31 March 2013. Drumbo ON. and Hamilton ON. I started the day with a teenager-delivery-run, taking our Chilean exchange student to visit a New Zealander friend who is staying some 90 Km. from here. The friend lives on a quiet country road in the heart of Canada’s best dairy farm country, indeed her hosts operate a large and rolling farm where the cows are milked by North America’s first robotic milking system. (Really! As you read this chances are that one of their cows is stepping forward to be milked by a machine; and there’s not a person within a hundred yards!) Having spent some time working on a diary farm I can imagine some of the advantages, I never could find a lot of bucolic calm (or charm) squashed between the flanks of cud-chewing, half-ton manure makers.
Farm country means wide-open spaces and long straight roads, so my expectation of interesting bird life wasn’t very high and in any case there was still plenty of snow around and I was supposed to be driving, not birding. But I’m always looking and the drive produced some nice sightings: a fleeting Horned Lark, a male Northern Harrier plunging for prey unknown, hundreds of Tundra Swans gleening spilled corn from the fields surrounding a large ice-rimmed pond and a couple of Northern Pintails and some Mallards in that same pond.
Delivery complete, I hurried home in time to take a turn at the Bald Eagle watch. It was interesting enough on its own, but a pair of American Widgeon puddling around on some nearby mudflats were rather engaging and a constant stream of northbound migrant Turkey Vultures dotted the spring sky. The parent eagles became quite agitated about an immature, perhaps a two-year-old, Bald Eagle that appeared high overhead. It turned into quite a mini-drama when the intruder hung around far too long and far too close, and after some deliberate circling and maneuvering, like dogs greeting each other uncertainly, it was driven off by one of the parent birds.

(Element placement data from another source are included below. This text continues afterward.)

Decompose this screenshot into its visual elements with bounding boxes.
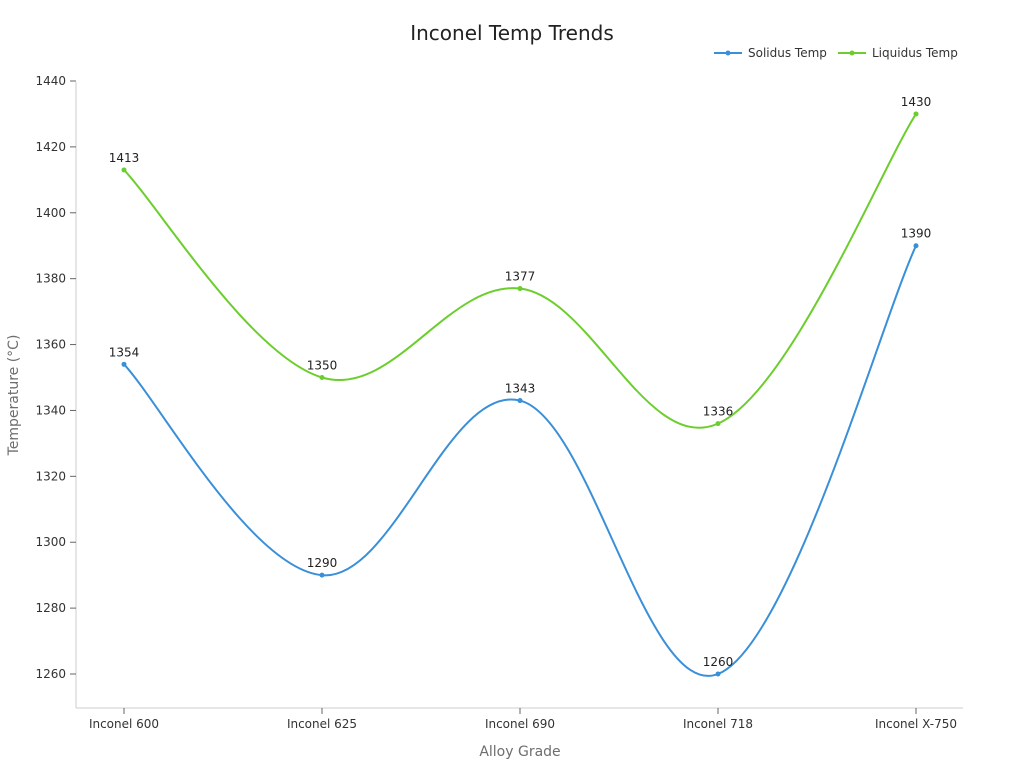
x-axis-title: Alloy Grade: [479, 744, 560, 760]
legend-item-solidus-temp[interactable]: Solidus Temp: [714, 46, 827, 60]
data-point[interactable]: [913, 243, 919, 249]
data-point[interactable]: [121, 167, 127, 173]
y-axis-title: Temperature (°C): [6, 335, 22, 457]
data-label: 1354: [109, 345, 140, 359]
data-point[interactable]: [319, 375, 325, 380]
data-label: 1430: [901, 95, 932, 109]
legend-swatch-dot: [849, 50, 855, 56]
data-label: 1377: [505, 270, 536, 284]
y-tick-label: 1260: [35, 667, 66, 681]
data-point[interactable]: [517, 286, 523, 292]
legend-label: Liquidus Temp: [872, 46, 958, 60]
data-label: 1413: [109, 151, 140, 165]
legend-label: Solidus Temp: [748, 46, 827, 60]
y-tick-label: 1440: [35, 74, 66, 88]
x-tick-label: Inconel 625: [287, 717, 357, 731]
data-point[interactable]: [517, 398, 523, 404]
y-tick-label: 1280: [35, 601, 66, 615]
data-label: 1290: [307, 556, 338, 570]
data-label: 1343: [505, 382, 536, 396]
series-line: [123, 113, 917, 429]
y-tick-label: 1380: [35, 272, 66, 286]
chart-title: Inconel Temp Trends: [410, 21, 614, 45]
y-tick-label: 1340: [35, 403, 66, 417]
x-tick-label: Inconel 690: [485, 717, 555, 731]
y-tick-label: 1420: [35, 140, 66, 154]
y-tick-label: 1400: [35, 206, 66, 220]
series-solidus-temp: 1354 1290 1343 1260 1390: [109, 227, 932, 677]
y-axis-ticks: 1260 1280 1300 1320 1340 1360 1380 1400 1420 1440: [35, 74, 76, 681]
series-liquidus-temp: 1413 1350 1377 1336 1430: [109, 95, 932, 429]
data-label: 1336: [703, 405, 734, 419]
legend: Solidus Temp Liquidus Temp: [714, 46, 958, 60]
legend-item-liquidus-temp[interactable]: Liquidus Temp: [838, 46, 958, 60]
data-point[interactable]: [913, 111, 919, 117]
data-point[interactable]: [319, 572, 325, 578]
x-axis-ticks: Inconel 600 Inconel 625 Inconel 690 Inconel…: [89, 708, 957, 731]
y-tick-label: 1300: [35, 535, 66, 549]
x-tick-label: Inconel 718: [683, 717, 753, 731]
legend-swatch-dot: [725, 50, 731, 56]
series-layer: 1354 1290 1343 1260 1390 1413 1350 1377 1336 1430: [109, 95, 932, 677]
series-line: [123, 245, 917, 677]
data-point[interactable]: [715, 421, 721, 427]
data-label: 1390: [901, 227, 932, 241]
data-point[interactable]: [121, 361, 127, 367]
data-label: 1350: [307, 359, 338, 373]
y-tick-label: 1320: [35, 469, 66, 483]
data-label: 1260: [703, 655, 734, 669]
y-tick-label: 1360: [35, 338, 66, 352]
data-point[interactable]: [715, 671, 721, 677]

Many of today’s birds had me drawing breath sharply in appreciation, but Bird of the Day among this liberal sprinkling of happy sightings was an unexpected Cooper’s Hawk that came sailing through and soared in tight circles low overhead. It was just nice of it to allow us the time to assess its size and profile, enough to separate it from its smaller lookalike the Sharp-shinned Hawk.